Regarding the concern that keeping packages and artifacts in a shared location will cause bloat, I’ve already explained how pkg> gc
works—it prevents exactly the bloat you’re worried about. In fact, having a single place where packages and artifacts live reduces bloat since a single version can be shared by as many projects as need them. To clean up unused packages or artifacts, just do pkg> gc --all
and they’ll be deleted. Or do nothing and let Julia do it automatically when you do package operations. As @jzr has mentioned, it would be good to have a Pkg command to forget about a manifest so that you don’t have to delete it before doing gc
in order to clean up its dependencies, but you can actually already do this manually quite easily: manifests that you’ve used are recorded in ~/.julia/logs/manifest_usage.toml
which looks like this:
[["/Users/stefan/.julia/environments/v1.6/Manifest.toml"]]
time = 2021-10-11T17:31:25.178Z
[["/Users/stefan/.julia/environments/v1.7/Manifest.toml"]]
time = 2021-09-09T16:45:36.021Z
[["/Users/stefan/.julia/environments/v1.8/Manifest.toml"]]
time = 2021-12-13T11:45:42.971Z
[["/Users/stefan/dev/ArgTools/Manifest.toml"]]
time = 2021-09-09T16:45:36.122Z
[["/Users/stefan/dev/BSDiff/Manifest.toml"]]
time = 2021-09-09T16:45:36.042Z
[["/Users/stefan/dev/Downloads/Manifest.toml"]]
time = 2022-01-01T16:42:18.669Z
[["/Users/stefan/dev/NetworkOptions/Manifest.toml"]]
time = 2021-09-09T16:45:36.049Z
[["/Users/stefan/dev/Pkg/Manifest.toml"]]
time = 2021-10-12T20:48:13.562Z
[["/Users/stefan/dev/Tar/Manifest.toml"]]
time = 2021-11-02T17:21:43.901Z
[["/Users/stefan/dev/julialang.org/Manifest.toml"]]
time = 2021-11-29T11:03:09.906Z
You can open this in an editor, delete any entries you don’t care about keeping the dependencies installed for anymore, and then do gc
again to clean up. It might be good to have a command to remove a manifest from the usage log, but editing the text file is already pretty easy—I do it periodically to purge dependencies of projects I don’t need to keep around anymore.

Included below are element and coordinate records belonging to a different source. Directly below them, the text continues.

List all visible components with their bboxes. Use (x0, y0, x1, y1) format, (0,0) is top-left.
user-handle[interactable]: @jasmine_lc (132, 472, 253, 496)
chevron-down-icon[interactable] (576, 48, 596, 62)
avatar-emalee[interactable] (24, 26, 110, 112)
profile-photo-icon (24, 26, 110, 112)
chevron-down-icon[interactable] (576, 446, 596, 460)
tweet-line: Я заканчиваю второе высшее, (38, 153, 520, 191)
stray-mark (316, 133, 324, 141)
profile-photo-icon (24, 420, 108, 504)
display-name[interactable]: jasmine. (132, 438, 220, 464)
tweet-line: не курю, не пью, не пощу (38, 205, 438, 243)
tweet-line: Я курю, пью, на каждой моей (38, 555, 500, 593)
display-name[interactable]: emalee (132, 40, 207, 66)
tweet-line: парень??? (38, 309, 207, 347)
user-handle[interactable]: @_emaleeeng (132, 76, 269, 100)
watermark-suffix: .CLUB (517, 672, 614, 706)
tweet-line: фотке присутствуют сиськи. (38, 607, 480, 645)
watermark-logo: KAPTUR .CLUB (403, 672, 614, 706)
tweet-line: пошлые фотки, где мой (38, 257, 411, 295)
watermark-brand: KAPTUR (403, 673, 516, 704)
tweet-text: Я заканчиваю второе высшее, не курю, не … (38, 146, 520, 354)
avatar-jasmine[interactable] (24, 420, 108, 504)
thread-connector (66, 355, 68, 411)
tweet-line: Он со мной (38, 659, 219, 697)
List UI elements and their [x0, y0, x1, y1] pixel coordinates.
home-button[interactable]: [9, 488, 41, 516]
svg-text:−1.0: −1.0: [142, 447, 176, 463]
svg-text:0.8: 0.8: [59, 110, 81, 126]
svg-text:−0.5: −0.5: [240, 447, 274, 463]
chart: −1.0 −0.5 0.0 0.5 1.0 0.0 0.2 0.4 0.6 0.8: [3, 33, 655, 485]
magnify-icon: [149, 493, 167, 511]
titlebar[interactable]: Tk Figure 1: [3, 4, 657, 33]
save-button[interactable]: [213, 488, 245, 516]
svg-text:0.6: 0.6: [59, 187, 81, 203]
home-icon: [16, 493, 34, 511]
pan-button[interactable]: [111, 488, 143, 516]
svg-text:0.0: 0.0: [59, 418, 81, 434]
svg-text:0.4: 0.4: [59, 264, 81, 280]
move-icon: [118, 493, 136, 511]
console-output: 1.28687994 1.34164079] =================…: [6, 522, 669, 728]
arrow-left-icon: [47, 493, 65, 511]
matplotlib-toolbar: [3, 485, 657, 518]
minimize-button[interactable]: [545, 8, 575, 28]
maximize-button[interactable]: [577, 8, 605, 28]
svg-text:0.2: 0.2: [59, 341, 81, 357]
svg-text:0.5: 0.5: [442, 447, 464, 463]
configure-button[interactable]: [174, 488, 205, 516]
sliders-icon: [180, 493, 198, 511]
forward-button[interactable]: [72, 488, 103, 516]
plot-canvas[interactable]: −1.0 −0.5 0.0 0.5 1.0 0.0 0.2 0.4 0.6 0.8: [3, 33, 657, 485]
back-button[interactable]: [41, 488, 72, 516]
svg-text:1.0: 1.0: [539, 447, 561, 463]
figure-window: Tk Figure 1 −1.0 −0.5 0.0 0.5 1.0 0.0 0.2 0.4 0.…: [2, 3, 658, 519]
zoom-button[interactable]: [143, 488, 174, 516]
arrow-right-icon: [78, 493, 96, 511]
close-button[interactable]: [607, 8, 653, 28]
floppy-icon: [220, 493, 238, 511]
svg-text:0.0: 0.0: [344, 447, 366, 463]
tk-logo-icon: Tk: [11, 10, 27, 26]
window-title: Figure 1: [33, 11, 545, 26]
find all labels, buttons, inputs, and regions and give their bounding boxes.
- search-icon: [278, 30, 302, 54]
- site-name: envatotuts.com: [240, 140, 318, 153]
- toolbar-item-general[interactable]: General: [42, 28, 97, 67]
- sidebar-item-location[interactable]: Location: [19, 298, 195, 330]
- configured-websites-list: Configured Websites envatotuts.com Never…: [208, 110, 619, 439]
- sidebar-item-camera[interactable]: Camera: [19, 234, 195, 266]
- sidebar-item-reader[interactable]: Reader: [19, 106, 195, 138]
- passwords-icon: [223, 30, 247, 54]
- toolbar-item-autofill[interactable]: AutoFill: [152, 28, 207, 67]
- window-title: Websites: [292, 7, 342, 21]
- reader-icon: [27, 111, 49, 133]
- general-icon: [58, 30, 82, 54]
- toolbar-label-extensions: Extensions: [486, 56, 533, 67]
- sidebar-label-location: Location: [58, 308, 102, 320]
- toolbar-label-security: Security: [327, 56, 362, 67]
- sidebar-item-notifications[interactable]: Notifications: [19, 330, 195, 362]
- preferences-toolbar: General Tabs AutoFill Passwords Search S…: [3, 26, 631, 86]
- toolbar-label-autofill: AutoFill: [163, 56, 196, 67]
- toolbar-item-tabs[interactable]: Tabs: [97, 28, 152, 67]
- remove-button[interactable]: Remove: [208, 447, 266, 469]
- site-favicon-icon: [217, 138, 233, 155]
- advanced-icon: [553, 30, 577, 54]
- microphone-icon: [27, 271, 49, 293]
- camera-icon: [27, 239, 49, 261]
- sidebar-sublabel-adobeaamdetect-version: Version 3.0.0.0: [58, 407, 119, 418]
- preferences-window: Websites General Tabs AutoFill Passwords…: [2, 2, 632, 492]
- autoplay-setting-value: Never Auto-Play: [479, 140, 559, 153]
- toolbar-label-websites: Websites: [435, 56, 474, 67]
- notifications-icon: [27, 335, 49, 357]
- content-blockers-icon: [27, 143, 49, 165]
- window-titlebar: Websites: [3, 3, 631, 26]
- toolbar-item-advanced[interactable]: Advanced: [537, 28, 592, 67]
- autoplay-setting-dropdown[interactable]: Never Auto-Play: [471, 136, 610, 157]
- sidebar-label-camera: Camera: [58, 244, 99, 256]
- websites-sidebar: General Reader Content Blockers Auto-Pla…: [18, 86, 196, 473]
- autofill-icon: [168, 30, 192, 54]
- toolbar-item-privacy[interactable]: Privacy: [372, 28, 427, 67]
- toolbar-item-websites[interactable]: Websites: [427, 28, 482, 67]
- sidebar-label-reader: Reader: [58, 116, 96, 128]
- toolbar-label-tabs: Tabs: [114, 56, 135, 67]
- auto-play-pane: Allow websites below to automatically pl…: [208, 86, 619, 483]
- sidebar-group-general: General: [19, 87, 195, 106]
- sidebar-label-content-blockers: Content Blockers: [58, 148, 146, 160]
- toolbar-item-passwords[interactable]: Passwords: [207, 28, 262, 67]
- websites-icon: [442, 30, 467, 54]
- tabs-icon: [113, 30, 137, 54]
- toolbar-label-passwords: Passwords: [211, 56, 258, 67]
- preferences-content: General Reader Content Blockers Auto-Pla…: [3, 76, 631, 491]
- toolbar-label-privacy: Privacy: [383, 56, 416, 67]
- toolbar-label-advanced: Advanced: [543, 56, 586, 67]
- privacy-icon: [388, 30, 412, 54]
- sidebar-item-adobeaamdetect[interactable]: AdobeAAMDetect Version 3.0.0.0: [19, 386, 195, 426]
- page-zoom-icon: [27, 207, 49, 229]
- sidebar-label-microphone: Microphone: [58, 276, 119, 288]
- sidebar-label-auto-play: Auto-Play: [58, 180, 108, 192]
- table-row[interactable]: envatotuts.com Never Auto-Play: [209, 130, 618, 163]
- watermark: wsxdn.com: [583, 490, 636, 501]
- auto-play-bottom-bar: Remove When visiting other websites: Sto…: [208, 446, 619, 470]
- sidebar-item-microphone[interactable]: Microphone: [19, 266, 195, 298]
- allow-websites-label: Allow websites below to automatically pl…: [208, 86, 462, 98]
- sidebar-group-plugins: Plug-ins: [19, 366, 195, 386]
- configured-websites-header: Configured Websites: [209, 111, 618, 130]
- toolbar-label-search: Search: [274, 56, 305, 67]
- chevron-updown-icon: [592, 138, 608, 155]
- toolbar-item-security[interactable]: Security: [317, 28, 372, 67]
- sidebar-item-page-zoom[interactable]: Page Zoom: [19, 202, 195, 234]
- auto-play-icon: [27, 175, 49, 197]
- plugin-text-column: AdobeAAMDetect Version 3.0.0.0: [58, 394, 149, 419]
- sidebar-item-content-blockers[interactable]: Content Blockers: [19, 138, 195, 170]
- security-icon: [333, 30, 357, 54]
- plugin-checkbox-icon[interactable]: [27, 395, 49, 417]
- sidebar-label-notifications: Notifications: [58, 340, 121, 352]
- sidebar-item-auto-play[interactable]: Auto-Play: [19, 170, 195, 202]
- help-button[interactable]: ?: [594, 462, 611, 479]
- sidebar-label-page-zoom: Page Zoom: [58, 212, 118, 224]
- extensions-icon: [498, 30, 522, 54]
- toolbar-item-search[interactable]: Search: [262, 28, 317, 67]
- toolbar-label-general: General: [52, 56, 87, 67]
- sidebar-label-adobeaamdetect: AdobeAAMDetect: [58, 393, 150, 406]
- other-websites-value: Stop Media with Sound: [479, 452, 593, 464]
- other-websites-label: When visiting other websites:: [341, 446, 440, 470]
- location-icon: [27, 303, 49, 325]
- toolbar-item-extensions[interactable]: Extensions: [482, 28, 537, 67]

It would definitely be a nice feature to be able to install all of a projects dependencies locally to the project, but not for the sake of reproducibility or disk space (since it doesn’t help either of those in Julia), but for the sake of being able to ship someone a self-contained application bundle that can be used without needing to download anything else. However, if that’s what you want, PackageCompiler does this for you and also compiles the application into a custom binary, which is why this functionality hasn’t been pressing to develop in Julia itself.